Avevo trovato questo loft davvero con un colpo di fortuna! Oltre ad essere vicinissimo all’ospedale, era all’ultimo piano di un palazzetto storico, quindi era circondato da grattaceli decisamente più alti ma una grande vetrata dava su tutta la strada principale. Una vista pazzesca!
Non era tanto grande, l’entrata dava su un grande soggiorno con la cucina a sinistra, tutto rigorosamente bianco, un tavolo in mezzo alla stanza ed il salotto con divano e tv a destra. Una scala bianca sulla sinistra portava alla stanza al piano superiore, la mia camera da letto, che si affacciava sul soggiorno. Una porta vicino al mio letto conduceva al bagno. Era perfetta per me e per l’uso che ne facevo!
“Grazie… sono stata fortunata, ho trovato un annuncio sulla bacheca dell’ospedale i primi giorni che ho iniziato… sono venuta a vederla e me ne sono innamorata!” spiegai salendo le scale...
“E dove sei stata quando ancora non avevi trovato questa casa?”
“Per un po’ mi ha ospitato un amico di mio fratello” spiegai senza dare troppe informazioni.
Probabilmente il capitolo “Caleb” era meglio tralasciarlo.
“Vado a farmi la doccia, ci metto un attimo! Se vuoi qualcosa da bere o qualsiasi altra cosa prendi pure, fai come se fossi a casa tua Kim” conclusi con un sorriso prima di chiudermi in bagno.
 
Mi lavai in fretta ed asciugai bene i capelli. Stesi un velo di trucco, il giusto per coprire le occhiaie che segnavano il mio viso da giorni e che, dopo questa notte, erano decisamente peggiorate. Avevo dormito si e no un paio d'ore, non di più.
Indossai dei jeans e degli stivali alti, un maglione a collo alto e presi su la giacca, la borsa e finalmente scesi le scale. Guardai l’orologio, erano le 10.
Ci avevo messo mezz’ora giusta, tempo record per una ritardataria come me!
“Eccomi qui, possiamo andare”
Kim si alzò dal divano “perfetto, adoro la tua giacca”
“Grazie” sorrisi, Kim era sempre molto gentile.
Raggiungemmo Laudree a piedi, in fin dei conti erano solo 500m, prendemmo posto in uno dei tavolini all’interno, per non morire di freddo, e ordinammo subito.
“Oggi fa piuttosto freddo” commentai guardando fuori dalla vetrina
“Si… infatti prima quando ti ho vista per strada con quel vestito mi hai fatto venire freddo solo a guardarti” rise seguita da me “beh ma io non sento poi così tanto freddo, sono un lupo anche io” le ricordai.
“Hai ragione, a volte tendo a dimenticarlo… allora… hai voglia di parlare di questa notte?”
Abbassai lo sguardo sul mio cappuccino decisamente imbarazzata.
“Beh…”iniziai insicura ”non c’è molto da dire”
“Non c’è molto da dire?! Te lo si legge in faccia che avresti mille cose da dire” ridacchiò.
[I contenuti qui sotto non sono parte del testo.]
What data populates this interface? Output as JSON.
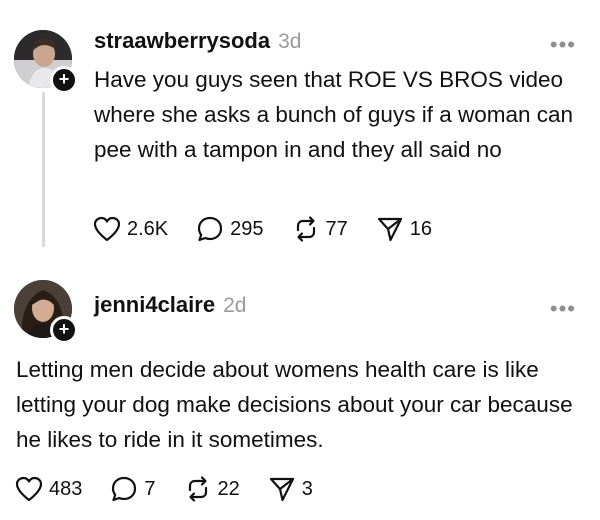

Per un attimo mi stupii di come mi avesse già capita in così poco tempo, anche lei.
Era tanto che non avevo un’amica con cui parlare, da quando mi ero trasferita a Seattle, a parte Beth, non avevo nessun altro. E con tutti i turni che facevamo, io e Beth ci vedevamo davvero molto poco ultimamente.
“Eravamo un po’ avanti…” iniziai “abbiamo decisamente bevuto troppo ieri sera” risi “una cosa tira l’altra e…” tentennai un attimo sperando che capisse senza farmelo dire a voce alta.
Non che fossi mai stata una tipa timida, eppure anche solo parlare di Embry mi faceva perdere la testa.
“O mio diooo l’avete fatto!!” esultò Kim decisamente felice “e poi hai dormito da lui? Ne avete parlato?”
“Si ho dormito da lui… ma non ne abbiamo parlato in realtà… questa mattina poco dopo che ci siamo svegliati il branco l’ha chiamato ed è scappato via. Non lo so Kim… non ci capisco molto. Non capisco quali siano le sue intenzioni sinceramente, se voglia solo portarmi a letto o no…” dissi sorseggiando il mio caffè.

Mi sentivo confusa accidenti, perché adesso mi sentivo così confusa?

“Poi conosco la sua reputazione, e di sicuro non è quella di un ragazzo modello che vuole relazioni fisse… quindi non lo so in realtà, non so proprio se ho fatto la cosa giusta, so solo che mi sento terribilmente e dannatamente bene”
“Si… conosco bene Embry e le sue mille storielle, però non l’ho mai visto così concentrato su una ragazza. Potrebbe avere altre intenzioni con te, perché no?”
“Magari sono stata il suo pallino fisso fino ad ora solo perché non gli ho detto sì subito” ipotizzai, guardò altrove in modo un po' strano, come mai?
“Non penso proprio sia così… in ogni caso dovete parlarne. Dovete parlare di quello che è successo tra di voi e capire la direzione da prendere insomma, non credi?”
“Assolutamente…” ebbi un attimo di indecisione, ma alla fine decisi di liberarmi totalmente “ci sono già passata Kim… il ragazzo che mi ha ospitato quando ancora non avevo una casa qui…una relazione tira e molla, per due anni, senza mai mettere in chiaro le cose. Dopo un anno e mezzo lui si è trasferito qui a Seattle e poco dopo anche io…  Era un susseguirsi di momenti in cui stavo da dio ed ero al settimo cielo, e periodi in cui stavo malissimo. Non voglio che riaccada… è che Embry mi fa un effetto strano, quando sono con lui tutto si concentra su di lui… non so se mi spiego, è come se stare con lui mi liberasse da tutti i miei pensieri e non mi era mai successo”
“Pensaci bene allora Shay, perché questo è quello che io provo quando sono con Jared” concluse guardandomi. Una stretta allo stomaco mi tolse tutto l’appetito.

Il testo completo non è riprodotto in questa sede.